Kind teachers, enthusiastic teachers, inspired teachers can make a bad situation better.

But so long as the school is trying to do a long list of contradictory things instead of focusing on a short list of well-conceived goals, and so long as we group students by age with little regard for individual needs, nothing fundamental will change. Amelioration is the best we can hope for.

Underlying Assumptions

As I look at that short list, I realize that it will be helpful to dig a bit deeper. What’s my beef, exactly, with the purposes of schools? And learning theory aside, what’s so bad about kids going to school with their peers?

Schools are not charitable organizations—they are instruments of the state, and are designed to benefit the state. Much as I understand this, however, I don’t much care. The interests of the state interest me very little. It’s important to the state that our children be raised up to vote for one of the major political parties, and that they be prepared to hold jobs so they can pay taxes and contribute to the GNP. Fine.
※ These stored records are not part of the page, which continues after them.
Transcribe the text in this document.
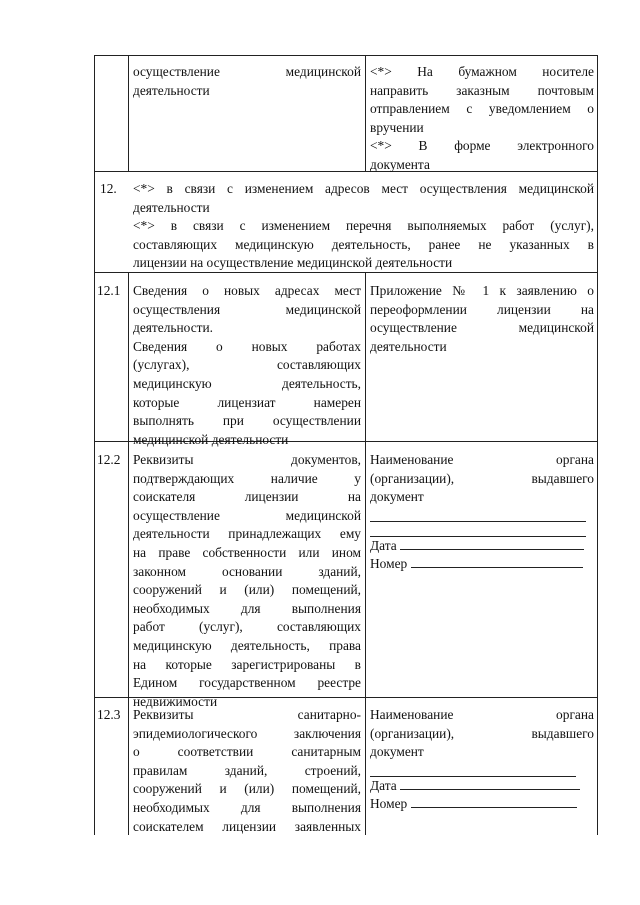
осуществление медицинской
деятельности
<*> На бумажном носителе
направить заказным почтовым
отправлением с уведомлением о
вручении
<*> В форме электронного
документа
12. <*> в связи с изменением адресов мест осуществления медицинской
деятельности
<*> в связи с изменением перечня выполняемых работ (услуг),
составляющих медицинскую деятельность, ранее не указанных в
лицензии на осуществление медицинской деятельности
12.1 Сведения о новых адресах мест
осуществления медицинской
деятельности.
Сведения о новых работах
(услугах), составляющих
медицинскую деятельность,
которые лицензиат намерен
выполнять при осуществлении
медицинской деятельности
Приложение № 1 к заявлению о
переоформлении лицензии на
осуществление медицинской
деятельности
12.2 Реквизиты документов,
подтверждающих наличие у
соискателя лицензии на
осуществление медицинской
деятельности принадлежащих ему
на праве собственности или ином
законном основании зданий,
сооружений и (или) помещений,
необходимых для выполнения
работ (услуг), составляющих
медицинскую деятельность, права
на которые зарегистрированы в
Едином государственном реестре
недвижимости
Наименование органа
(организации), выдавшего
документ
Дата
Номер
12.3 Реквизиты санитарно-
эпидемиологического заключения
о соответствии санитарным
правилам зданий, строений,
сооружений и (или) помещений,
необходимых для выполнения
соискателем лицензии заявленных
Наименование органа
(организации), выдавшего
документ
Дата
Номер
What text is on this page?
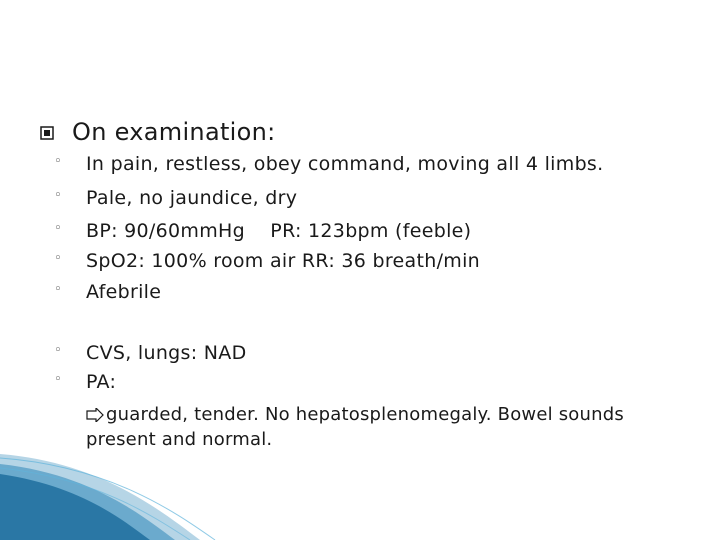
On examination:
◦ In pain, restless, obey command, moving all 4 limbs.
◦ Pale, no jaundice, dry
◦ BP: 90/60mmHg    PR: 123bpm (feeble)
◦ SpO2: 100% room air RR: 36 breath/min
◦ Afebrile
◦ CVS, lungs: NAD
◦ PA:
guarded, tender. No hepatosplenomegaly. Bowel sounds present and normal.
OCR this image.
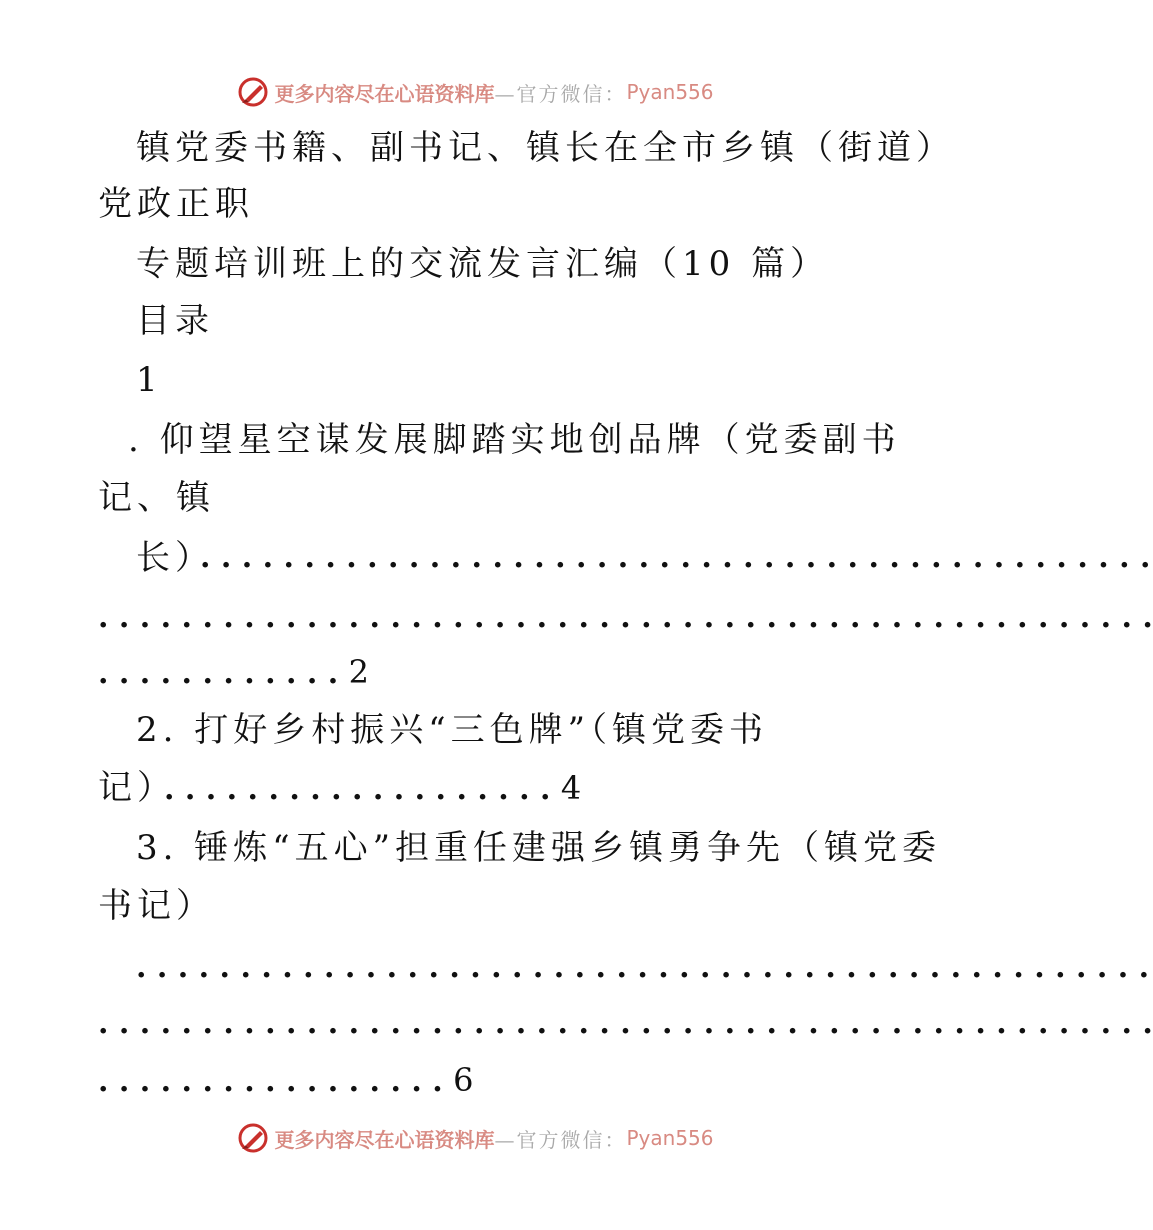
更多内容尽在心语资料库 —官方微信： Pyan556
镇党委书籍、副书记、镇长在全市乡镇（街道）
党政正职
专题培训班上的交流发言汇编（10 篇）
目录
1
. 仰望星空谋发展脚踏实地创品牌（党委副书
记、镇
长）
. . . . . . . . . . . . . . . . . . . . . . . . . . . . . . . . . . . . . . . . . . . . . .
. . . . . . . . . . . . . . . . . . . . . . . . . . . . . . . . . . . . . . . . . . . . . . . . . . .
. . . . . . . . . . . . 2
2. 打好乡村振兴“三色牌”（镇党委书
记）
. . . . . . . . . . . . . . . . . . . 4
3. 锤炼“五心”担重任建强乡镇勇争先（镇党委
书记）
. . . . . . . . . . . . . . . . . . . . . . . . . . . . . . . . . . . . . . . . . . . . . . . . .
. . . . . . . . . . . . . . . . . . . . . . . . . . . . . . . . . . . . . . . . . . . . . . . . . . .
. . . . . . . . . . . . . . . . . 6
更多内容尽在心语资料库 —官方微信： Pyan556
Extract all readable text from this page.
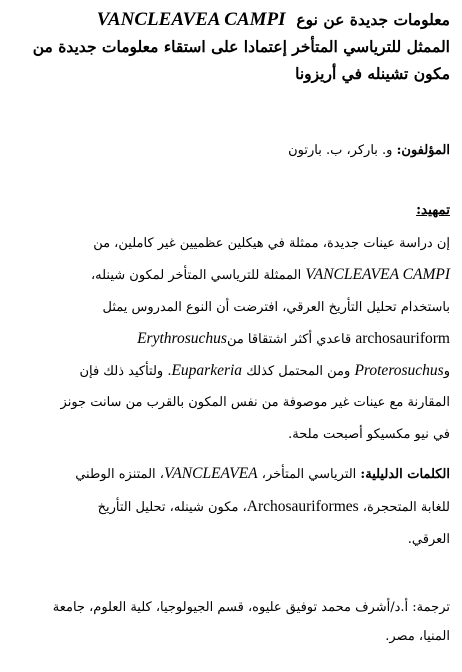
معلومات جديدة عن نوع  VANCLEAVEA CAMPI
الممثل للترياسي المتأخر إعتمادا على استقاء معلومات جديدة من
مكون تشينله في أريزونا
المؤلفون: و. باركر، ب. بارتون
تمهيد:
إن دراسة عينات جديدة، ممثلة في هيكلين عظميين غير كاملين، من
VANCLEAVEA CAMPI الممثلة للترياسي المتأخر لمكون شينله،
باستخدام تحليل التأريخ العرقي، افترضت أن النوع المدروس يمثل
archosauriform قاعدي أكثر اشتقاقا منErythrosuchus
وProterosuchus ومن المحتمل كذلك Euparkeria. ولتأكيد ذلك فإن
المقارنة مع عينات غير موصوفة من نفس المكون بالقرب من سانت جونز
في نيو مكسيكو أصبحت ملحة.
الكلمات الدليلية: الترياسي المتأخر، VANCLEAVEA، المتنزه الوطني
للغابة المتحجرة، Archosauriformes، مكون شينله، تحليل التأريخ
العرقي.
ترجمة: أ.د/أشرف محمد توفيق عليوه، قسم الجيولوجيا، كلية العلوم، جامعة
المنيا، مصر.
Wake me up when you’re done.

I do prefer to live in a society where people behave well, and where people are well-read, thoughtful, knowledgeable, healthy, and curious. These would be the aims of my ideal school.

As for the factory model of schooling—students grouped by age and taught on a conveyor belt—well, it’s all about the money, isn’t it? An 18th-century aristocrat, say, would never have sent his child to a school; he hired teachers to come to the house and, in the best of all possible worlds, a gifted and inspired teacher sensitively guided the child to explore his interests and discover new ones in a way and at a pace suited to that particular child. Of course children benefit, too, from interaction with their peers, but they don’t really learn much (academically) from each other, not at least until they are young adults. And they can interact very well with each other by playing together, doing sports together, going to camp together, etc. The success of the home-schooling movement shows how unimportant the school is. Let’s face it: if we could only afford it, we would all hire gifted, inspired teachers to teach our children one-on-one.

However, of course, we can’t afford one-on-one teaching. So we send the kids to schools that are funded by taxpayers who want their money spent well, i.e., as little as possible and never on activities whose value is controversial. And once the kids are in school Mom can go back to work, which is pretty much required these days, and that brings us to one of the most important purposes of schools as they exist today: babysitting. (If you think babysitting is only an accidental side-effect of schooling, ask any school administrator about sending students home for a day or two so that teachers can participate in professional development workshops.)

And therefore . . .

This line of reasoning brings us back to my list of the two most important problems in the field of education and tells us that neither of these problems is actually important, because they are part of the fundamental nature of schools. Or rather, they are not problems so much as they are essential characteristics of schooling. It is possible to pursue education without schools—home-schooling being the one viable example I know of, cyber-schooling being perhaps a derivative of home-schooling or perhaps, someday, something more. But so long as we are talking about schools, the two problems on my list will never go away. For the vast majority of students, therefore, we should focus instead on the pragmatic, unglamorous work of amelioration: what can we do within schools as they exist to make them less bad?